Figure 1. Receiver operator characteristic (ROC) curve for the prediction of ACT/chondrosarcoma with overall radiological score rates. The cutoff value determined by the ROC curve analysis was 31.3%.

Figure 2. Overall radiological score rates in enchondroma, ACT/grade I chondrosarcoma, grade II chondrosarcoma, and grade III/dedifferentiated/mesenchymal chondrosarcomas. Overall radiological score rates were 11.6 ± 16.2% in patients with enchondroma, 62.1 ± 22.7% in patients with ACT/grade I chondrosarcoma, 64.7 ± 21.2% in patients with grade II chondrosarcoma, and 84.3 ± 24.3% in patients with grade III/dedifferentiated/mesenchymal chondrosarcoma, respectively. Data points with a circle shape are the development cohort and data points with a triangle shape are the validation cohort. Values are expressed as means ± SD. NS: not significant.

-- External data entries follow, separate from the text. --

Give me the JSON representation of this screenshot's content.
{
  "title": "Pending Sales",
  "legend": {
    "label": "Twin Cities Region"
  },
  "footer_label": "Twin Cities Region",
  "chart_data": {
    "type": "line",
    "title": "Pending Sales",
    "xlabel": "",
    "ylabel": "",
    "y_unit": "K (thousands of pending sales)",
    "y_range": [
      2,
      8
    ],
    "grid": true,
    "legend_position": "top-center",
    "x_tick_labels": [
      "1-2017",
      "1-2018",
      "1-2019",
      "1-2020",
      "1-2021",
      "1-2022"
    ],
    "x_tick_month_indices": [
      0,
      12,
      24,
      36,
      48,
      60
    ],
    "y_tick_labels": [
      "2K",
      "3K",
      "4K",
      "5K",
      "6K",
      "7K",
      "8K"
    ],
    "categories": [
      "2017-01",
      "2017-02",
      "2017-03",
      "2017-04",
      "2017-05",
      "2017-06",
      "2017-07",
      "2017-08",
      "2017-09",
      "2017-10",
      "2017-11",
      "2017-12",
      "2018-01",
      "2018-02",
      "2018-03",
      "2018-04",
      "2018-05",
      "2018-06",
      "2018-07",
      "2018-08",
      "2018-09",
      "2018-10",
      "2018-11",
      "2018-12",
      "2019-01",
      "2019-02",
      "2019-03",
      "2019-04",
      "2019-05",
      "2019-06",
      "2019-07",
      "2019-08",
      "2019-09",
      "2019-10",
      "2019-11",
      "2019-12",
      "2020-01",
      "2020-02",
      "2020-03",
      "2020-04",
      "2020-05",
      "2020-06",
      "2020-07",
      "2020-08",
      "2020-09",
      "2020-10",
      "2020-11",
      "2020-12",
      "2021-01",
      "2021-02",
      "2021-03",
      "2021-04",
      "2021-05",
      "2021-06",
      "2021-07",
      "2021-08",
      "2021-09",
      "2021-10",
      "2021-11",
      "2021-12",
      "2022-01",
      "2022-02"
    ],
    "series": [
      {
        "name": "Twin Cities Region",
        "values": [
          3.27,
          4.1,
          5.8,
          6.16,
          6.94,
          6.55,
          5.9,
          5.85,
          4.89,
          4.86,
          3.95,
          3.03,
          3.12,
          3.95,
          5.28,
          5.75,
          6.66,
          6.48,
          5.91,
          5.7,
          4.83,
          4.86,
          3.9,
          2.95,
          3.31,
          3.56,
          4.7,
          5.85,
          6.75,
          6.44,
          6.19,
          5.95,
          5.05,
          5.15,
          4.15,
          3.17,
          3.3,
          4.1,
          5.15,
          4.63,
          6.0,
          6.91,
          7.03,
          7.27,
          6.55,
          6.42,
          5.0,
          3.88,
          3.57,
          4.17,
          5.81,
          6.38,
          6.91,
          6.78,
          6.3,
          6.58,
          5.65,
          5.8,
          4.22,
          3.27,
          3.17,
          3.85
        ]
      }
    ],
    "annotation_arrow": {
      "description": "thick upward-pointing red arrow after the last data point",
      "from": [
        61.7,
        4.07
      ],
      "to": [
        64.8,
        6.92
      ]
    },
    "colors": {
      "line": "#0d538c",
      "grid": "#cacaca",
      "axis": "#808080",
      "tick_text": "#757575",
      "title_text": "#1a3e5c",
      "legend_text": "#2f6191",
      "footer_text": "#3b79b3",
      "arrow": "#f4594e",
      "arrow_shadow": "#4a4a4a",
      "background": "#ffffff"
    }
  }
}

Figure 3. Case 1. A 58-year-old woman presenting with shoulder pain. (a) Radiograph showed no periosteal reaction in the proximal humerus. (b) There was no endosteal scalloping or cortical defect on CT. (c) MRI showed no extraskeletal mass, multilobular lesion, or abnormal signal in adjacent tissue. (d) The bone scan demonstrates uptake of ^99mTc-MDP in the proximal humerus, but the uptake was not greater than uptake in the anterior iliac crest. (e) ²⁰¹Tl scan showed no increased uptake in the proximal humerus. Based on the results, the overall radiological score rate was calculated as follows: [0 points (X-ray) + 0 points (CT) + 0 points (MRI) + 0 points (bone scan) + 0 points (²⁰¹Tl scan)]/16 points (full marks) × 100 = 0%. (f) The microscopic image shows hypocellular tumor cells with an abundance of hyaline cartilage matrix. No cytological atypia or mitosis was observed. The final histological diagnosis was enchondroma.

Figure 4. Case 2. A 48-year-old woman presenting shoulder pain. (a) The radiograph showed no periosteal reaction. (b) CT showed endosteal scalloping and cortical defect. (c) MRI showed multilobular lesion, whereas no extraskeletal mass and abnormal signal in adjacent tissue was seen. (d) Bone scan showed increased uptake greater than the anterior iliac crest. (e) ²⁰¹Tl scan showed no increased uptake in the proximal humerus. Based on the findings, the overall radiological score rate was calculated as follows: [0 points (X-ray) + 3 points (CT) + 3 points (MRI) + 2 points (bone scan) + 0 points (²⁰¹Tl scan)]/16 points (full marks) = 50.0%. (f) The microscopic image showed moderate cellularity, with cells embedded in hyaline matrix. A closed chromatin pattern and inconspicuous nucleoli were shown. The final histological diagnosis was grade I chondrosarcoma.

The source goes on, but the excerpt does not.